Family Fears Can Affect a Patient’s Stroke Recovery

By: Alere Staff
Publication Date: Tue, 04/01/2014

Family Fears Can Affect a Patient’s Stroke Recovery

After a stroke, family members and friends of the patient often show more anxiety and fear about a reoccurrence than the patient themselves.1 This anxiety and fear can interfere with the patient’s recovery.1 A study of 69 patients and their families recovering from hemorrhagic stroke found family members fears often interfered more with the patient’s recovery than their own fears.1

Fear of recurrence among the family members and friends, but not the patients, were important in four key quality of life measures:

  1. Social functioning
  2. General health perception
  3. Physical functioning
  4. Role limitations due to emotional problems

There are two kinds of strokes, hemorrhagic and ischemic.3 A majority of strokes, about 80%, are ischemic which is caused by a blood clot cutting off the flow of blood to the brain.2 The other 20% are hemorrhagic, caused by bleeding into or around the brain tissues.2 The affects of a stroke are related to the area of the brain that is affected and how severely it was injured.2 The risk of reoccurrence not only depends on the type of stroke, but also the individual and their situation.

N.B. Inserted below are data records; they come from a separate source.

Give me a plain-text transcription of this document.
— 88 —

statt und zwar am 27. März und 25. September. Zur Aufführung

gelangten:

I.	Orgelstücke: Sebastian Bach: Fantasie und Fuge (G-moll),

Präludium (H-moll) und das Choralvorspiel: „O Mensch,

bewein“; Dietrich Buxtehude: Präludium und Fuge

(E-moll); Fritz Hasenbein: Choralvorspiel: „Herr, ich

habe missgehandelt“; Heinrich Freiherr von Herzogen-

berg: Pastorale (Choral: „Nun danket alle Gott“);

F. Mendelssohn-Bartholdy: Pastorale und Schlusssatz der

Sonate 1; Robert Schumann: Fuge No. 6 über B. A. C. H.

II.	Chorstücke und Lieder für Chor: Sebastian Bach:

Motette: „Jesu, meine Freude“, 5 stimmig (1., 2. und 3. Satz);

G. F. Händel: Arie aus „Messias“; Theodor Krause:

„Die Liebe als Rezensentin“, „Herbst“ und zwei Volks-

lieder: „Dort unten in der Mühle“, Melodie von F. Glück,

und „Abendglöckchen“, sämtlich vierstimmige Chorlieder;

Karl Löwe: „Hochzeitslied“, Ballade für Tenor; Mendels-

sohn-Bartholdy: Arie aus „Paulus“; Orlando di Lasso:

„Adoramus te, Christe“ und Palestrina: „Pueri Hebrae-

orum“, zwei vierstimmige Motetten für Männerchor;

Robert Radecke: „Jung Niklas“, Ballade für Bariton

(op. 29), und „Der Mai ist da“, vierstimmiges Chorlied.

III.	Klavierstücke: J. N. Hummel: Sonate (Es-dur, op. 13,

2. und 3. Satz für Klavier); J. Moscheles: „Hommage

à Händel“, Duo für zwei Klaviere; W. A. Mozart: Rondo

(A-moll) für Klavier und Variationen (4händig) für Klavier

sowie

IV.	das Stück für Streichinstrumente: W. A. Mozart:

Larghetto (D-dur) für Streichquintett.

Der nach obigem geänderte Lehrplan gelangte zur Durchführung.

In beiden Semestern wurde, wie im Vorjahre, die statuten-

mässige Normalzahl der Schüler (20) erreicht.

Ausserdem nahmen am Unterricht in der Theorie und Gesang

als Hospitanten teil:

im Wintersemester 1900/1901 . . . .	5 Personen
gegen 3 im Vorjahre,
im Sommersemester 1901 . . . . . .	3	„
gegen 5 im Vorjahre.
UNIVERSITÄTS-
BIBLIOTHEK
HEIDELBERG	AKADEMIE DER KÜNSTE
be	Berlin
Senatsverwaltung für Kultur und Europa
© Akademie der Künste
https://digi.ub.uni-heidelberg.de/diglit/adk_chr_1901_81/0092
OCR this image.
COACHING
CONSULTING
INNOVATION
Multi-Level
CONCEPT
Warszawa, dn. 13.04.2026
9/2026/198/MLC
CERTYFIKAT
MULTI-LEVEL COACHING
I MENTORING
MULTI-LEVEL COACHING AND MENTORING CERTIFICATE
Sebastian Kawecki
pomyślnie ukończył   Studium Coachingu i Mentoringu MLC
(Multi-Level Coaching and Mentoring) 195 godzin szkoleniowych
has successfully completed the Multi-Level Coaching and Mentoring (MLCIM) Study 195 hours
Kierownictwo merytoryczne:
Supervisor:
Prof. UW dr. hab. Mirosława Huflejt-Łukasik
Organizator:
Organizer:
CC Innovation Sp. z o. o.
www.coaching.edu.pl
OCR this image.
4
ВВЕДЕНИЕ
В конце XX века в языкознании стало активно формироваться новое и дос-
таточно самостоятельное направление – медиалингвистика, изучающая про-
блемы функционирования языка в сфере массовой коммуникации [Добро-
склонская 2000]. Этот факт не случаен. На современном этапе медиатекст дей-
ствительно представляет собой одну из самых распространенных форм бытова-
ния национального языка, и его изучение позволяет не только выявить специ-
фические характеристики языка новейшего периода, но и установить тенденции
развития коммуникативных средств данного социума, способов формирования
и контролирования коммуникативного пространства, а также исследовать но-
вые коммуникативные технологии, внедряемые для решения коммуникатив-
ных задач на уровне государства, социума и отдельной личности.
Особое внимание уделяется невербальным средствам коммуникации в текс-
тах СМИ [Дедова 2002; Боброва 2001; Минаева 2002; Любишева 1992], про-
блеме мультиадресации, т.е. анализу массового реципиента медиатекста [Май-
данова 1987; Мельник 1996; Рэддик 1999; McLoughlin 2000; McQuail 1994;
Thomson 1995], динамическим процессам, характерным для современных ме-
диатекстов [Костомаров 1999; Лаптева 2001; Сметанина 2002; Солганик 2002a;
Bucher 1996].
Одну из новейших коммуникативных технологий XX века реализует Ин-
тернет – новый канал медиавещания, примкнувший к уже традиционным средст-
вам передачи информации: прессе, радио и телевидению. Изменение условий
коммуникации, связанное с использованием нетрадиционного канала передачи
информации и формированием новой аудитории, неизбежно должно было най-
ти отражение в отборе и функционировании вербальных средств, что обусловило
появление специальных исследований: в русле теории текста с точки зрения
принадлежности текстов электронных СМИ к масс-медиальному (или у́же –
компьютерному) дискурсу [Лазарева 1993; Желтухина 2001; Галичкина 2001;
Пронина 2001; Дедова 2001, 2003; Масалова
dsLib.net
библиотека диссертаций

Family and friends have an important role in the recovery process for the patient. It can be very stressful and challenging to care for a stroke survivor. However, by promoting recovery in a positive manner, it will positively affect recovery.3 Caregivers not only need to take care of the patient, they also need to take care of themselves in order to maintain a positive outlook.1

  1. Covery J, et al. Family and friends' fears of recurrence: impact on the patient's recovery after subarachnoid hemorrahage. Journal of Neurosugery. 2013; DOI: 10.3171/2013.5.JNS121688.
  2. Stroke What is a Stroke? Page accessed February 12, 2014.
  3. National Stroke Association. Caregivers and Families. Page accessed February 12, 2014.